Reading the respective statement about the WD/Hitachi/Toshiba deal, it is even less clear who stayed with what technology. Please, anybody can enlighten me, what all this means?


Does Toshiba produce 3.5'' drives using the pre-2012 HGST-Technology and nowadays HGST sells rebranded WD drives?
Does Toshiba produce 3.5'' drives using the pre-2012 WD-Technology and HGST continues with their own product line?
Does Toshiba produce 3.5'' drives based on anything they received from WD, and to the present, the deal didn't neither affect the product line of WD nor of HGST?

More basically, let's say, I want the pre-2012 HGST-Quality. Shall I buy Toshiba or keep on buying HGST?


----------



## ralphbsz (Jul 17, 2014)

First observation: The quality of manufacturer X model A has only limited predictive power on the quality of manufacturer X model B, unless models A and B are very closely related (typically the same drive generation, same heads, same data rates, just different number of platters).  There is some weak correlation within one manufacturer's quality, mostly caused by the "corporate culture" of a particular development / manufacturing chain.  But the quality of manufacturer X enterprise drives is typically not correlated with the quality of manufacturer X consumer drives, since they tend to come from completely different lines.



			
				obsigna said:
			
		

> More basically, let's say, I want the pre-2012 HGST-Quality. Shall I buy Toshiba or keep on buying HGST?



If you want the quality of a certain HGST drive, you should buy that HGST drive.  Whether the corporate entity owning the brand name is Toshiba, WD or Hitachi makes no significant difference, but the design and QA of that drives makes all the difference, which has not been changed by the new corporate owners.

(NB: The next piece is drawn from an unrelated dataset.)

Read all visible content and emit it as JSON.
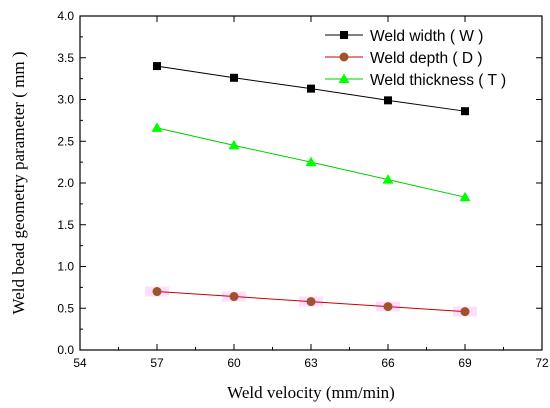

We can hope that the high quality of existing HGST drives continues to be correlated with the quality of newer models, since they are likely designed and manufactured for a few years by the same people, with the same mindset and culture.  This will last for maybe 5 years (including the fact that the drives being introduced as new models in 2014 have been in engineering/design/prototyping for several years); after a time period of that order you will have to find new data.

In particular, NEVER use stories of problems that occurred 10 years ago (like the famous Seagate sticktion) to predict what happens today.

Personally, my four most recent spinning drive purchases for personal use were a HGST 3TB SATA drive (exactly the model that BackBlaze says is the most reliable they have ever seen, bought for exactly that reason), a WD 3TB green SATA drive (because I needed a drive that evening, and it was the only one that was in stock, but it is also a good choice for that usage, namely a low-power backup disk in an external USB enclosure), and two Seagate 4TB SAS drives.  All of those are 3.5"; I also bought a pair of Intel SSDs (forgot what model, they were cheap).


----------



## obsigna (Jul 17, 2014)

ralphbsz said:
			
		

> obsigna said:
> 
> 
> 
> ...


Tell me something new!

Let me ask my simple question more to the point. Who is running today the exact development facilities and the exact production lines that were owned by HGST and where used for their exact 3.5'' production until the deal with WD in 2012, and what is nowadays the brand of the output of that production?


----------



## ralphbsz (Jul 18, 2014)

I can not answer that question directly.

But HGST continues to introduce new models (for example the 4TB 7K4000, and the He-filled 6TB drive) which seem to be very closely related to the 3TB drive that BackBlaze particularly liked.  Just go to the website, and look at specs and pictures, and the family resemblance is obvious.


----------